The Choi Criteria fit the response requirements set forth by David A. Karnofsky in his 1961 paper in Clinical Pharmacology and Therapeutics. It is objective, quantifiable, reproducible, and a surrogate marker for survival. Also, response—or progression—could be detected early and help direct treatment.

“I think we need to start employing multiple modalities” for detecting response, Benjamin said. “Based on CT [scans], the Choi criteria are very effective, but I would add in PET or whatever else you have. If you see evidence of response by any criteria, that trumps nonresponse. And more likely, unless there is evidence that the tumor is growing when you take it out, I would call these patients responders.”



jnci.oxfordjournals.org/content/98/18/1272.full

Again, stopping tumor progression, or regression of ANY KIND is a success for this therapy. In other words, the treatment is already showing all it would need to in order to be approved if they stopped the study today (obviously you need much more data from many more patients for this--but in terms of efficacy that would certainly do it).

Let me further clarify--in the end even a 10% reduction in some 30% of patients over a period of 10 months (8 weeks after final dose) would increase survival and QoL and would get this therapy approved in a larger trial. There is no effective therapy for these patients. The bar is very low.

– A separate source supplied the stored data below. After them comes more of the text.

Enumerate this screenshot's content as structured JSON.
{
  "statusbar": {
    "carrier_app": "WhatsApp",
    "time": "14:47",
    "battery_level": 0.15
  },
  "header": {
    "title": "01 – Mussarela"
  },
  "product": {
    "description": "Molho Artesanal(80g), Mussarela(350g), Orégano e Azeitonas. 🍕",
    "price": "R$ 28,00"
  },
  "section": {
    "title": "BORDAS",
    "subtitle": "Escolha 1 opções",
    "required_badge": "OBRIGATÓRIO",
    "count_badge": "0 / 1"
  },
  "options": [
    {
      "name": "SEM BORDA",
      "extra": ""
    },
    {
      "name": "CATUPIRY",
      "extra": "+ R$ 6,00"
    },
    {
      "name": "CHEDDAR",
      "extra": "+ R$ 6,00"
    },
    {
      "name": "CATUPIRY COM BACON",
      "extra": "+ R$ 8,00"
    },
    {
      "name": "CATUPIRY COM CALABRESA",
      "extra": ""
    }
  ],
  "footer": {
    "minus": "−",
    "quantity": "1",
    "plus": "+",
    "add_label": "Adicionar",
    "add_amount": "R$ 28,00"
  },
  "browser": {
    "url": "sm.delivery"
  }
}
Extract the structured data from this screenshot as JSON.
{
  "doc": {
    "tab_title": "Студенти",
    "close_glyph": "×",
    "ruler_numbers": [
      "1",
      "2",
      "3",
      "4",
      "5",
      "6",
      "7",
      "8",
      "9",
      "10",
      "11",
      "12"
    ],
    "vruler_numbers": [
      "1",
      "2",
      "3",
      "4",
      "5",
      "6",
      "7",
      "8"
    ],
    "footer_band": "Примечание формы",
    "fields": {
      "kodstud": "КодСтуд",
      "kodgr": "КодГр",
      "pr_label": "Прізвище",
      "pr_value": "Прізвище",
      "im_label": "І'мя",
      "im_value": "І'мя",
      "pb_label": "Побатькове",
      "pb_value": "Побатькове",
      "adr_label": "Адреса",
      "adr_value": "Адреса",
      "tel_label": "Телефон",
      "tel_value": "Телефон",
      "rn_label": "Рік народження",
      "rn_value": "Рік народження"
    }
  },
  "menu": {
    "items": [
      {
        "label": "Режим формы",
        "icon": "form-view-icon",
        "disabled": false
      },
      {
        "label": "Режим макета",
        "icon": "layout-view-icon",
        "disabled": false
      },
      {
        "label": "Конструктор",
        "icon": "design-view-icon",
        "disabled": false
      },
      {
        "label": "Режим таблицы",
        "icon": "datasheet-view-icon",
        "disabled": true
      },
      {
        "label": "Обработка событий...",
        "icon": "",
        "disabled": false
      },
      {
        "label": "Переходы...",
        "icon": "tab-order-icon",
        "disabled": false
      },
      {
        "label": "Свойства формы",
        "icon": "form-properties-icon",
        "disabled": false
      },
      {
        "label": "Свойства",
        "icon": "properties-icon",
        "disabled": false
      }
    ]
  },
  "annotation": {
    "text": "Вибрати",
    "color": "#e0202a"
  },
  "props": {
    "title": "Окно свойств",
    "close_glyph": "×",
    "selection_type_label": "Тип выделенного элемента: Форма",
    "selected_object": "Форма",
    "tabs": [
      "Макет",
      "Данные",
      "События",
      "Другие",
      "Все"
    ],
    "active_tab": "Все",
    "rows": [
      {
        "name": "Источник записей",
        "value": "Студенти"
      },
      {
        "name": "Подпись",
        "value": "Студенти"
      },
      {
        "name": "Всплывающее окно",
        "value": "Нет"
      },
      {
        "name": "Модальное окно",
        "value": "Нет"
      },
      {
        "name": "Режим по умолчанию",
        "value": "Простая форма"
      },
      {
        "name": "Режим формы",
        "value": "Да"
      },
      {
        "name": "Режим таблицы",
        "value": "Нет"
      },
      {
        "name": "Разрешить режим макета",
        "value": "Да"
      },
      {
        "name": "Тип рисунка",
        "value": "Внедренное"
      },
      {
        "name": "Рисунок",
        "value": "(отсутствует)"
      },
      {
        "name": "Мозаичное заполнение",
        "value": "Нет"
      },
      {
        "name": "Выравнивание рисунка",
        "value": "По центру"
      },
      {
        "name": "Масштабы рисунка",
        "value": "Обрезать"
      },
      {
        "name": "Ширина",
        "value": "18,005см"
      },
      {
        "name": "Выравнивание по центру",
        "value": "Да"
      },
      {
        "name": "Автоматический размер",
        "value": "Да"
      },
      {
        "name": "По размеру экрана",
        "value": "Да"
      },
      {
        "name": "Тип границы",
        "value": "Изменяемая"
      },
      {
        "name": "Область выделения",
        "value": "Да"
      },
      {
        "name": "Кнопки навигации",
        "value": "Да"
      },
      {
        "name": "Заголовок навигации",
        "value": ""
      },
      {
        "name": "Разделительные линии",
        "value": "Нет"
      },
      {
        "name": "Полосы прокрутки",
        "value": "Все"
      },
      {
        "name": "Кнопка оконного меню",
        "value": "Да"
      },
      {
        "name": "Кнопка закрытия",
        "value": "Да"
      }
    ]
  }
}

Immunotherapies continue to work after treatment. Chemos on the other hand do their damage quickly and then must cease from use or kill the patient--and then these tumors nearly always grows back, absent the chemo. Direct retrains your immune system to continue to barrage the tumor and the surrounding area with t-cells, and can be administered continually without toxicological affects. Apples and oranges... Don't think FDA doesn't FULLY understand that.

Btw, it matters how far along a cancer is. LP mentioned some of these tumors being 15cm (massive). Even a strong chemo with proven tumor reduction capability can't touch these behemoths (otherwise these patients wouldn't be terminal, would they?).

It also depends on indication. Some have very few effective therapies that can shrink tumors. Such as liver cancer: http://www.sirweb.org/patients/liver-cancer/

But I don't think other than a few scared after hours traders that hardly anyone would possibly be duped by what he said.


That same day, one of our valued posters said when the subject of RECIST first came up...

#11539 - Let the fearful drop out

Let the fearful drop out while new funds come in and take their shares. There is much validation for NW's tech from their recent release of data. Select hedge funds looking to add will get that, even as some retail investors and day traders don’t.




I'm sure many of you will find those quotes to be quite helpful, as I certainly did. I had never even heard of the criteria called RECIST before Adam brought it up so I appreciated learning that as a criteria for Direct, it may not be the monster Adam purported it to be, but yet another straw man argument by him.

If you were long, and recently sold or considered selling because you feared for the overall success of Direct due to the challenges RECIST might present, please go back to 5/27/14 and read through some of these posts I've featured above.

Interestingly, each and every one of these quotes were voiced by the same person. Can you guess? Yes, it was Pyrr who wrote every one of these insightful, well researched comments on the subject. And for myself, he helped to assuage many of my fears at that time due to his thorough and compelling presentations (as you all have read above).

Should we just...

https://www.youtube.com/watch?v=V3FnpaWQJO0&list=PL3Pnazt6x_6f2Y677i6ASIIqbvFVL2gdv&index=5

these current concerns and stick with the prior premises? And thanks to Pyrr for these very helpful posts.